Vegan Pasta Dough    


Super Easy


Makes about 1 pound





1 3/4 cups semolina flour
1/4 cup “00” flour or all purpose flour
1/2 teaspoon salt
1 tablespoon olive oil
About 1/2 cup water
Small handful, about 1/4 cup chopped, fresh tender-leafed herbs (sage, tarragon, basil), optional



Put flours and salt in a food processor and pulse briefly to mix. Add in the fresh herbs and pulse till herbs are small flecks mixed in with flour. With motor running, drizzle in oil and then the water. Continue to process for another minute or so. When the flour clumps together, it’s ready. Pinch and press dough together with your fingers, it should stick together, but not be wet.

Remove dough from processor and knead for about 5 minutes on a lightly floured surface until smooth.
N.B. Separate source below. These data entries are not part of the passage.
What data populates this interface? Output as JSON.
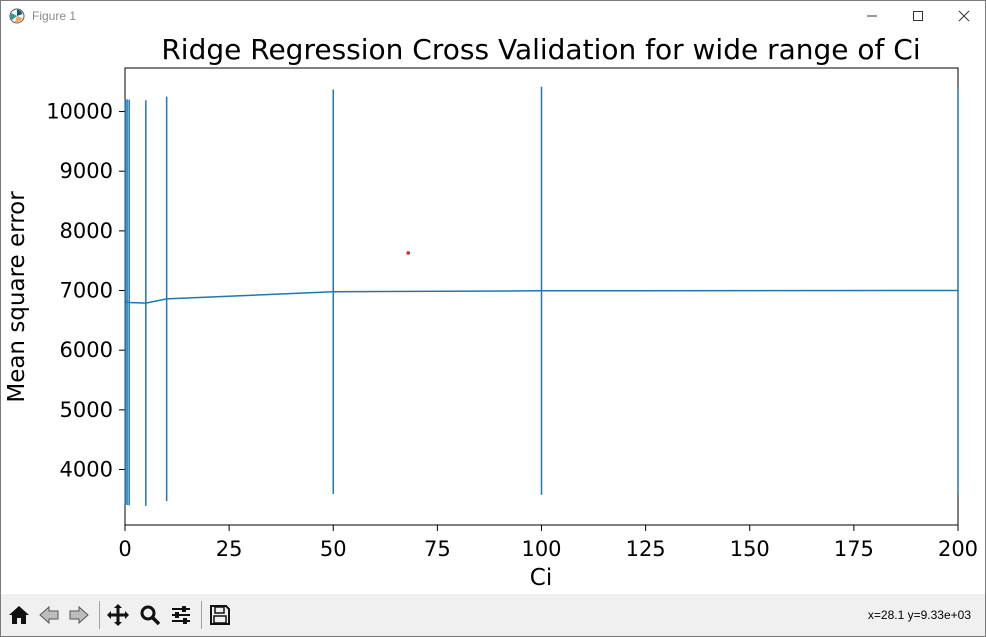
{
  "window": {
    "title": "Figure 1",
    "icons": {
      "app": "matplotlib-figure-icon",
      "minimize": "minimize-icon",
      "maximize": "maximize-icon",
      "close": "close-icon"
    }
  },
  "toolbar": {
    "buttons": [
      {
        "name": "home-button",
        "icon": "home-icon"
      },
      {
        "name": "back-button",
        "icon": "back-arrow-icon"
      },
      {
        "name": "forward-button",
        "icon": "forward-arrow-icon"
      },
      {
        "name": "pan-button",
        "icon": "move-icon"
      },
      {
        "name": "zoom-button",
        "icon": "magnifier-icon"
      },
      {
        "name": "configure-subplots-button",
        "icon": "sliders-icon"
      },
      {
        "name": "save-button",
        "icon": "floppy-disk-icon"
      }
    ],
    "coordinates": "x=28.1 y=9.33e+03"
  },
  "chart_data": {
    "type": "line",
    "title": "Ridge Regression Cross Validation for wide range of Ci",
    "xlabel": "Ci",
    "ylabel": "Mean square error",
    "xlim": [
      0,
      200
    ],
    "ylim": [
      3070,
      10730
    ],
    "xticks": [
      0,
      25,
      50,
      75,
      100,
      125,
      150,
      175,
      200
    ],
    "yticks": [
      4000,
      5000,
      6000,
      7000,
      8000,
      9000,
      10000
    ],
    "grid": false,
    "color": "#1f77b4",
    "series": [
      {
        "x": [
          0.1,
          0.5,
          1,
          5,
          10,
          50,
          100,
          200
        ],
        "y": [
          6810,
          6805,
          6800,
          6790,
          6860,
          6980,
          6995,
          7000
        ],
        "error": [
          3400,
          3400,
          3400,
          3400,
          3390,
          3390,
          3420,
          3400
        ]
      }
    ],
    "marker_point": {
      "x": 68,
      "y": 7630,
      "color": "#d62728"
    }
  }
}
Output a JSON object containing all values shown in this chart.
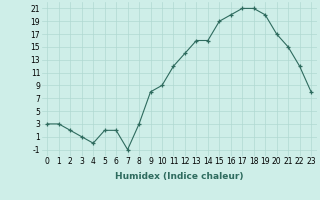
{
  "x": [
    0,
    1,
    2,
    3,
    4,
    5,
    6,
    7,
    8,
    9,
    10,
    11,
    12,
    13,
    14,
    15,
    16,
    17,
    18,
    19,
    20,
    21,
    22,
    23
  ],
  "y": [
    3,
    3,
    2,
    1,
    0,
    2,
    2,
    -1,
    3,
    8,
    9,
    12,
    14,
    16,
    16,
    19,
    20,
    21,
    21,
    20,
    17,
    15,
    12,
    8
  ],
  "title": "",
  "xlabel": "Humidex (Indice chaleur)",
  "ylabel": "",
  "xlim": [
    -0.5,
    23.5
  ],
  "ylim": [
    -2,
    22
  ],
  "yticks": [
    -1,
    1,
    3,
    5,
    7,
    9,
    11,
    13,
    15,
    17,
    19,
    21
  ],
  "xticks": [
    0,
    1,
    2,
    3,
    4,
    5,
    6,
    7,
    8,
    9,
    10,
    11,
    12,
    13,
    14,
    15,
    16,
    17,
    18,
    19,
    20,
    21,
    22,
    23
  ],
  "line_color": "#2e6b5e",
  "marker": "+",
  "bg_color": "#ceeee8",
  "grid_color": "#b0d9d2",
  "label_fontsize": 6.5,
  "tick_fontsize": 5.5
}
It should not be sticky when you’re done.

Let dough rest for at least 30 minutes, wrapped in plastic, then roll into desired thickness and shapes or pass through pasta machine. If you’re using a pasta machine, like the one pictured in the main large photo at the top of the page, cut your dough into pieces and roll so that it’s a few inches wide, wide enough to pass through the pasta machine.